Ekonomi Indonesia mengalami pertumbuhan 4,87% pada kuartal I-2025, terhambat oleh lemahnya daya beli dan penurunan jumlah kelas menengah. (Depositphotos)

Ekonomi Indonesia pada kuartal pertama 2025 menunjukkan angka yang mengecewakan dengan pertumbuhan yang hanya mencapai 4,87%. Angka ini lebih rendah dari kuartal IV-2024 yang sebesar 5,02% dan jauh di bawah angka 5,11% pada kuartal I-2024. 

Meskipun kondisi ekonomi global dipengaruhi oleh perang tarif dagang yang menyebabkan ketidakpastian ekonomi dunia, masalah domestik di Indonesia juga turut menjadi faktor utama dalam melambatnya pertumbuhan ekonomi. Salah satu faktor utama yang disoroti adalah lemahnya daya beli masyarakat, yang belum pulih sejak tekanan pada sepanjang 2024.

Konsumsi rumah tangga, yang menyumbang lebih dari separuh PDB Indonesia, hanya tumbuh 4,89% YoY pada kuartal I-2025. Ini lebih rendah dibandingkan dengan pencapaian pada tahun-tahun sebelumnya yang sudah mengalami penurunan. 

advertisements
Ad
Terakhir kali konsumsi rumah tangga tumbuh lebih dari 5% adalah pada kuartal III-2023. Setelahnya, pertumbuhannya stagnan, dan tren negatif ini mencerminkan dampak buruk dari penurunan jumlah kelas menengah di Indonesia.

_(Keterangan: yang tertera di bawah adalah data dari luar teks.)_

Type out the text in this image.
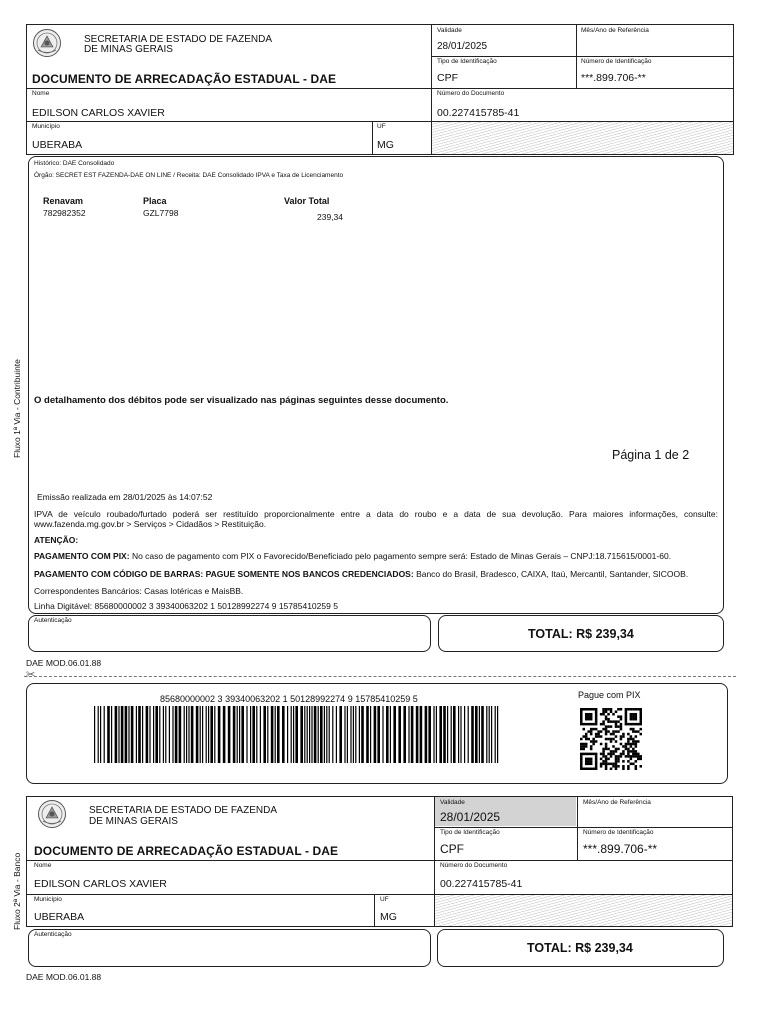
SECRETARIA DE ESTADO DE FAZENDA
DE MINAS GERAIS
DOCUMENTO DE ARRECADAÇÃO ESTADUAL - DAE
Validade
28/01/2025
Mês/Ano de Referência
Tipo de Identificação
CPF
Número de Identificação
***.899.706-**
Nome
EDILSON CARLOS XAVIER
Número do Documento
00.227415785-41
Município
UBERABA
UF
MG
Fluxo 1ª Via - Contribuinte
Histórico: DAE Consolidado
Órgão: SECRET EST FAZENDA-DAE ON LINE / Receita: DAE Consolidado IPVA e Taxa de Licenciamento
Renavam	Placa	Valor Total
782982352	GZL7798	239,34
O detalhamento dos débitos pode ser visualizado nas páginas seguintes desse documento.
Página 1 de 2
Emissão realizada em 28/01/2025 às 14:07:52
IPVA de veículo roubado/furtado poderá ser restituído proporcionalmente entre a data do roubo e a data de sua devolução. Para maiores informações, consulte: www.fazenda.mg.gov.br > Serviços > Cidadãos > Restituição.
ATENÇÃO:
PAGAMENTO COM PIX: No caso de pagamento com PIX o Favorecido/Beneficiado pelo pagamento sempre será: Estado de Minas Gerais – CNPJ:18.715615/0001-60.
PAGAMENTO COM CÓDIGO DE BARRAS: PAGUE SOMENTE NOS BANCOS CREDENCIADOS: Banco do Brasil, Bradesco, CAIXA, Itaú, Mercantil, Santander, SICOOB.
Correspondentes Bancários: Casas lotéricas e MaisBB.
Linha Digitável: 85680000002 3 39340063202 1 50128992274 9 15785410259 5
Autenticação
TOTAL: R$ 239,34
DAE MOD.06.01.88
✂
85680000002 3 39340063202 1 50128992274 9 15785410259 5	Pague com PIX
SECRETARIA DE ESTADO DE FAZENDA
DE MINAS GERAIS
DOCUMENTO DE ARRECADAÇÃO ESTADUAL - DAE
Validade
28/01/2025
Mês/Ano de Referência
Tipo de Identificação
CPF
Número de Identificação
***.899.706-**
Nome
EDILSON CARLOS XAVIER
Número do Documento
00.227415785-41
Município
UBERABA
UF
MG
Fluxo 2ª Via - Banco
Autenticação
TOTAL: R$ 239,34
DAE MOD.06.01.88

Data BPS menunjukkan penurunan jumlah kelas menengah Indonesia dalam dekade terakhir. Pada 2014, kelas menengah mencapai 43,34 juta orang, namun pada 2024 jumlahnya hanya tersisa 47,85 juta orang. 

Sebagian besar kelas menengah ini mengalami penurunan status sosial, masuk dalam kategori kelas menengah rentan atau bahkan golongan miskin. Kelas menengah rentan dan kelas miskin terus meningkat, sedangkan jumlah kelas atas tetap terbatas. Kondisi ini menunjukkan ketimpangan ekonomi yang makin mengkhawatirkan.

Salah satu penyebab utama penurunan kelas menengah adalah minimnya penciptaan lapangan kerja, khususnya akibat deindustrialisasi yang terus berlangsung. Sektor manufaktur Indonesia, yang sebelumnya menjadi pilar utama ekonomi, mengalami penurunan signifikan terhadap PDB. 

Pada 2014, sektor ini menyumbang 21,02% dari PDB, namun pada 2024 hanya tinggal 18,98%. Penurunan ini menghambat kesempatan bagi kelas menengah untuk meningkat secara sosial dan ekonomi, memperburuk daya beli masyarakat, dan memperlemah stabilitas ekonomi domestik.
Untuk mengatasi tantangan ini, pemerintahan Presiden Prabowo Subianto harus fokus pada kebijakan industrialisasi yang dapat menciptakan lapangan kerja lebih banyak. 

Salah satu langkah penting adalah memperbaiki iklim investasi di Indonesia, dengan menyederhanakan regulasi dan memperbaiki sistem perlindungan hak kekayaan intelektual. Biaya investasi yang tinggi di Indonesia, yang jauh lebih mahal dibandingkan negara tetangga seperti Malaysia, menjadi salah satu hambatan yang harus segera diatasi.

Selain itu, Indonesia harus memperkuat sektor pendidikan, riset, dan inovasi teknologi. Ini akan mendorong pengembangan industri yang berbasis pada pengetahuan dan teknologi tinggi, yang bisa menarik lebih banyak investasi. 

Negara-negara seperti Malaysia, Thailand, dan Singapura telah menunjukkan bahwa industri berbasis inovasi dapat menjadi kunci bagi pertumbuhan ekonomi yang berkelanjutan.

Secara keseluruhan, meskipun ada banyak tantangan, Indonesia memiliki potensi besar untuk membangun kembali kelas menengah yang kuat dan meningkatkan daya beli masyarakat. 

Namun, ini hanya akan tercapai jika pemerintah dapat menciptakan kebijakan yang mendukung industrialisasi, inovasi, dan pendidikan berkualitas, serta memperbaiki iklim investasi yang menarik. Keterlambatan dalam melakukan reformasi ini bisa memperburuk kondisi ekonomi dalam jangka panjang.